Additional advantages of Know Your Customer
In addition to being a shield against fraud and an ally of the most demanding legal frameworks, Know Your Customer offers additional benefits:
- Risk management: By thoroughly understanding customers and assessing the risks associated with the business relationship, companies can make more informed decisions about how they interact with their customers. This includes the insertion of further security measures or restrictions for certain high-risk customers.
- Enhanced customer experience: Although KYC may be perceived as a cumbersome process, when designed efficiently, it enhances the overall customer experience by reducing wait times and providing security and trust.
- Personalization: In-depth knowledge of customers allows companies to tailor their services and product proposals to the specific needs and preferences of each customer.
- Empowerment of marketing and sales: The information collected during the KYC process can be valuable for developing more effective marketing and sales strategies. It allows companies to segment customers based on their profiles and preferences, making it easier to tailor campaigns.
- Internal procedures: KYC is key to a well-structured business. It streamlines internal processes at all levels, from account management to invoicing and transaction tracking.
- Building trust and reputation: By demonstrating a commitment to security and legality through KYC, a company can build a reputation of trust and transparency in the market, resulting in an increase of customers and business partners.
Digitalization for AML process improvement and onboarding
Prior to digitisation, the KYC process involved the physical collection of identity documents and other relevant information that was manually verified by the institution’s staff. This resulted in slower and less efficient procedures, with longer response times and higher potential for human errors or fraud. However, with the rise of digitisation, electronic identity verification technologies have been introduced, including the use of algorithms and specialised software to authenticate documents. Companies can now access online databases and information sources to verify the information provided by the customer, significantly reducing response times. Furthermore, electronic signature solutions or intelligent document analysis reduce the risk of errors and fraud. This transformation has also allowed companies to keep up with ever-changing regulations, improve onboarding procedures and work on mechanisms for continuous adaptation.

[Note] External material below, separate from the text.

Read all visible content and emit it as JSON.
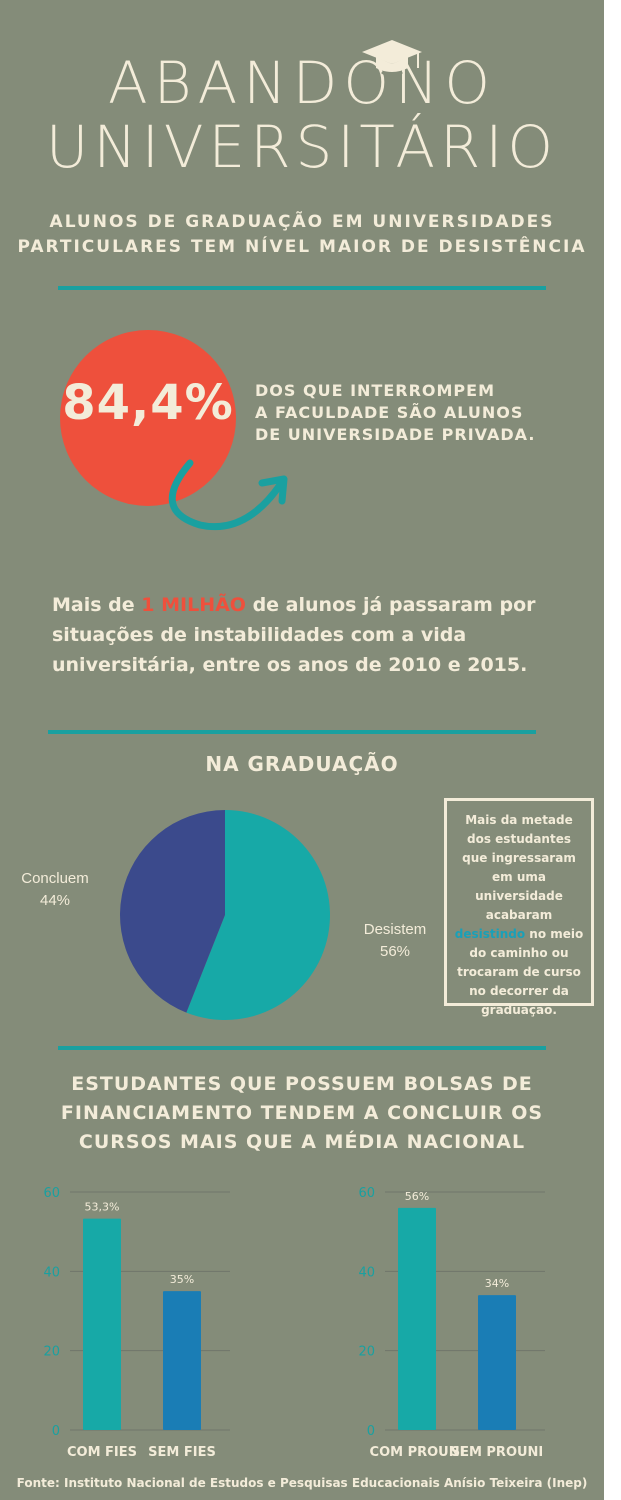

Differences between KYC and KYB (Know Your Business)
KYB focuses on knowing and validating information of other companies, business partners, suppliers, or corporate customers with whom a company interacts. Its primary goal is to ensure that the entity is dealing with legitimate organizations and is complying with all legal regulations and requirements related to its business partners. The key differences between KYC and KYB are fundamentally:
- KYC focuses on individuals, preventing illegal activities related to them, while KYB is oriented towards commercial operations, ensuring legitimacy and regulatory compliance in business relationships.
- While KYC collects information on the identity, occupation and sources of income of individuals, KYB focuses on the legal structure, ultimate beneficial owners and business address of companies.
- KYC is relevant, especially in financial institutions, but KYB is essential in a wide variety of industries to guarantee business relationships with legitimate institutions.
KYC is not just a regulatory requirement or an administrative process, but an essential tool for establishing reliable and ethical business relationships from the outset. Its deployment benefits both firms and customers and reinforces trust and integrity in today’s marketplace.